How much hydrochloric acid and calcium carbonate is required to produce 2.8 liters of carbon dioxide?

To solve the problem, we write the equation:
2HCl + CaCO3 = CaCl2 + CO2 + H2O – ion exchange reaction, carbon monoxide is released (4);
Let’s calculate the molar masses:
M (HCl) = 36.5 g / mol;
M (CaCO3) = 100 g / mol;
M (CO2) = 44 g / mol;
Let’s calculate the amount of mol of CO2, HCl:
1 mol of gas at normal level – 22.4 liters.

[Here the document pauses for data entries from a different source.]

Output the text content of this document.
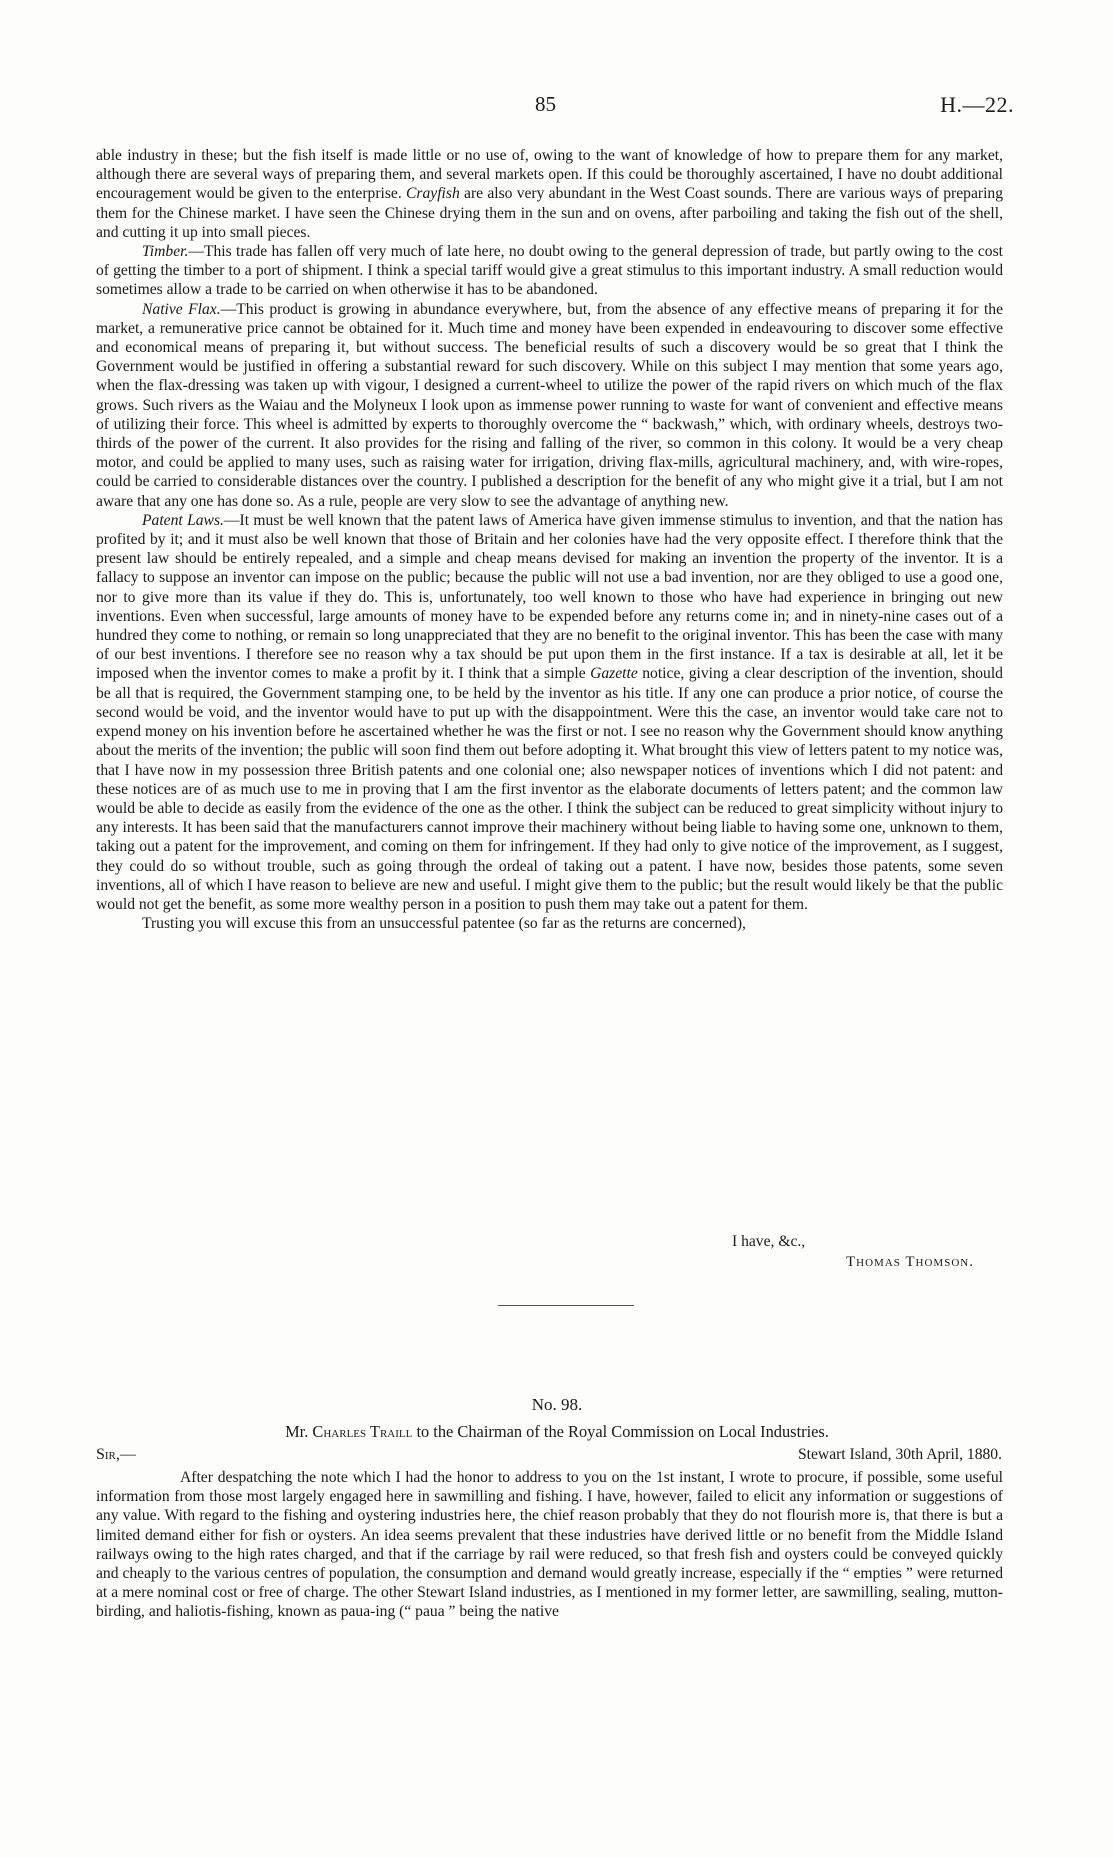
85	H.—22.

able industry in these; but the fish itself is made little or no use of, owing to the want of knowledge of how to prepare them for any market, although there are several ways of preparing them, and several markets open. If this could be thoroughly ascertained, I have no doubt additional encouragement would be given to the enterprise. Crayfish are also very abundant in the West Coast sounds. There are various ways of preparing them for the Chinese market. I have seen the Chinese drying them in the sun and on ovens, after parboiling and taking the fish out of the shell, and cutting it up into small pieces.

Timber.—This trade has fallen off very much of late here, no doubt owing to the general depression of trade, but partly owing to the cost of getting the timber to a port of shipment. I think a special tariff would give a great stimulus to this important industry. A small reduction would sometimes allow a trade to be carried on when otherwise it has to be abandoned.

Native Flax.—This product is growing in abundance everywhere, but, from the absence of any effective means of preparing it for the market, a remunerative price cannot be obtained for it. Much time and money have been expended in endeavouring to discover some effective and economical means of preparing it, but without success. The beneficial results of such a discovery would be so great that I think the Government would be justified in offering a substantial reward for such discovery. While on this subject I may mention that some years ago, when the flax-dressing was taken up with vigour, I designed a current-wheel to utilize the power of the rapid rivers on which much of the flax grows. Such rivers as the Waiau and the Molyneux I look upon as immense power running to waste for want of convenient and effective means of utilizing their force. This wheel is admitted by experts to thoroughly overcome the “ backwash,” which, with ordinary wheels, destroys two-thirds of the power of the current. It also provides for the rising and falling of the river, so common in this colony. It would be a very cheap motor, and could be applied to many uses, such as raising water for irrigation, driving flax-mills, agricultural machinery, and, with wire-ropes, could be carried to considerable distances over the country. I published a description for the benefit of any who might give it a trial, but I am not aware that any one has done so. As a rule, people are very slow to see the advantage of anything new.

Patent Laws.—It must be well known that the patent laws of America have given immense stimulus to invention, and that the nation has profited by it; and it must also be well known that those of Britain and her colonies have had the very opposite effect. I therefore think that the present law should be entirely repealed, and a simple and cheap means devised for making an invention the property of the inventor. It is a fallacy to suppose an inventor can impose on the public; because the public will not use a bad invention, nor are they obliged to use a good one, nor to give more than its value if they do. This is, unfortunately, too well known to those who have had experience in bringing out new inventions. Even when successful, large amounts of money have to be expended before any returns come in; and in ninety-nine cases out of a hundred they come to nothing, or remain so long unappreciated that they are no benefit to the original inventor. This has been the case with many of our best inventions. I therefore see no reason why a tax should be put upon them in the first instance. If a tax is desirable at all, let it be imposed when the inventor comes to make a profit by it. I think that a simple Gazette notice, giving a clear description of the invention, should be all that is required, the Government stamping one, to be held by the inventor as his title. If any one can produce a prior notice, of course the second would be void, and the inventor would have to put up with the disappointment. Were this the case, an inventor would take care not to expend money on his invention before he ascertained whether he was the first or not. I see no reason why the Government should know anything about the merits of the invention; the public will soon find them out before adopting it. What brought this view of letters patent to my notice was, that I have now in my possession three British patents and one colonial one; also newspaper notices of inventions which I did not patent: and these notices are of as much use to me in proving that I am the first inventor as the elaborate documents of letters patent; and the common law would be able to decide as easily from the evidence of the one as the other. I think the subject can be reduced to great simplicity without injury to any interests. It has been said that the manufacturers cannot improve their machinery without being liable to having some one, unknown to them, taking out a patent for the improvement, and coming on them for infringement. If they had only to give notice of the improvement, as I suggest, they could do so without trouble, such as going through the ordeal of taking out a patent. I have now, besides those patents, some seven inventions, all of which I have reason to believe are new and useful. I might give them to the public; but the result would likely be that the public would not get the benefit, as some more wealthy person in a position to push them may take out a patent for them.

Trusting you will excuse this from an unsuccessful patentee (so far as the returns are concerned),

I have, &c.,
Thomas Thomson.
No. 98.
Mr. Charles Traill to the Chairman of the Royal Commission on Local Industries.
Sir,—	Stewart Island, 30th April, 1880.

After despatching the note which I had the honor to address to you on the 1st instant, I wrote to procure, if possible, some useful information from those most largely engaged here in sawmilling and fishing. I have, however, failed to elicit any information or suggestions of any value. With regard to the fishing and oystering industries here, the chief reason probably that they do not flourish more is, that there is but a limited demand either for fish or oysters. An idea seems prevalent that these industries have derived little or no benefit from the Middle Island railways owing to the high rates charged, and that if the carriage by rail were reduced, so that fresh fish and oysters could be conveyed quickly and cheaply to the various centres of population, the consumption and demand would greatly increase, especially if the “ empties ” were returned at a mere nominal cost or free of charge. The other Stewart Island industries, as I mentioned in my former letter, are sawmilling, sealing, mutton-birding, and haliotis-fishing, known as paua-ing (“ paua ” being the native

X mol (CO2) – 2.8 liters. hence, X mol (CO2) = 1 * 2.8 / 22.4 = 0.125 mol;
X mol (HCl) – 0.125 mol (CO2);
-2 mol – 1 mol from here, X mol (HCl) = 2 * 0.125 / 1 = 0.25 mol;
According to the equation, the number of moles CaCO3, CO2 is equal to 1 mol, which means that Y (CaCO3) = 0.125 mol.
We find the mass of salt, hydrochloric acid:
m (CaCO3) = Y * M = 0.125 * 100 = 12.5 g;
m (HCl) = Y * M = 0.25 * 36.5 = 9.125 g.
Answer: the mass of calcium carbonate is 12.5 g, the mass of hydrochloric acid is 9.125 g.